Alan Parsons / Try Anything Once

 その日の午後になって、僕はスケキヨ君から届いていたメールの事を思い出した。

 10月の雨の朝。僕と彼女は些細な事から喧嘩になり、彼女は傘もささずに部屋を飛び出した。
 僕らは映画に行く予定だった。僕は暗い気持ちでソファに横になり、目を閉じて時計の秒針の音を聞いていた。午後の予定はポッカリ開いてしまった。僕は損をした気持ちになっていた。何かで埋められるものなら…。僕は記憶の中に手がかりを探し続けた。

 スケキヨ君のメールの事を思い出したのは、その時だった。
僕はソファから起きあがるとPCを立ち上げた。キッチンでコーヒーを入れ、雑誌の上で爪を切った。すると幾らかマシな気分になってきた。
切った爪をゴミ箱に捨てた後、冷蔵庫から柿を取り出して噛り付いた。
 スケキヨ君からのメールは2ヶ月前に届いていた。

 メールをクリックして開く。短いメールだ。
『憶えているかな?山内スケキヨです。子どもの頃、隣に住んでた。どう?思い出した?僕は君を憶えている。不思議な事に君を憶えている。会えるかな?でも、待っている訳ではない。すべては君の意志のままに』
 メールの終わりには彼の住所が書き込まれていた。彼は今、そこに吊るされている。

 僕はスケキヨ君を憶えていた。
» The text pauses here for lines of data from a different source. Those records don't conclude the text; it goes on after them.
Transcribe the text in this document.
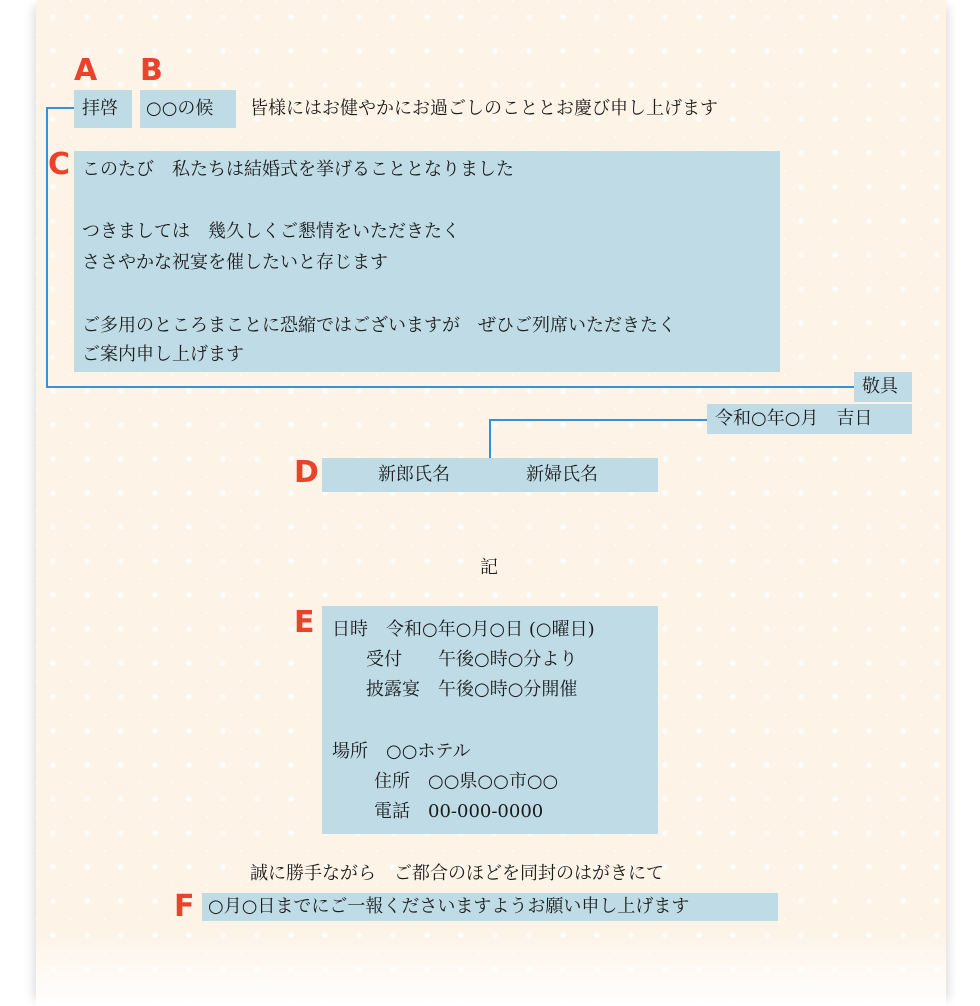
A B
C
D
E
F
拝啓 ○○の候 皆様にはお健やかにお過ごしのこととお慶び申し上げます
このたび　私たちは結婚式を挙げることとなりました
つきましては　幾久しくご懇情をいただきたく
ささやかな祝宴を催したいと存じます
ご多用のところまことに恐縮ではございますが　ぜひご列席いただきたく
ご案内申し上げます
敬具
令和○年○月　吉日
新郎氏名	新婦氏名
記
日時　令和○年○月○日 (○曜日)
受付　　午後○時○分より
披露宴　午後○時○分開催
場所　○○ホテル
住所　○○県○○市○○
電話　00-000-0000
誠に勝手ながら　ご都合のほどを同封のはがきにて
○月○日までにご一報くださいますようお願い申し上げます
最後に彼に会ったのは、彼が『みの虫種』のライセンスを取得した日の事だった。彼は僕より2歳年上で僕はまだ高校に通っていた頃だった。
 学校からの帰宅途中、玄関先で煙草を吸っている彼に会った。「受かったよ」彼は僕に告げた。彼はこの辺りでは比較できる者がいないほどの天才だった。『みの虫種』の資格を取得出来るのは、全国でも年に一人か二人だけなのだ。
「凄いね。おめでとう」僕は彼を称えた。でも、彼がどうして『みの虫種』になるのかは理解出来なかった。

「どんな気分?」僕は感じたままに尋ねた。
「気分はないよ。何もない」彼は目を閉じて答えた。僕には彼の考えている事が分からなかった。もちろん、それを理解出来るのは、ほんの一握りの高い知能を持った者だけだったのだが。



 『みの虫種』の人々は世界中の至る場所に逆さに吊るされていた。どうして、彼らが吊るされているのかは、正直、今になっても理解出来ない。ただ、それが世界で暮らす人々にとって最も必要とされ、誰からも尊く扱われている事に間違いはなかった。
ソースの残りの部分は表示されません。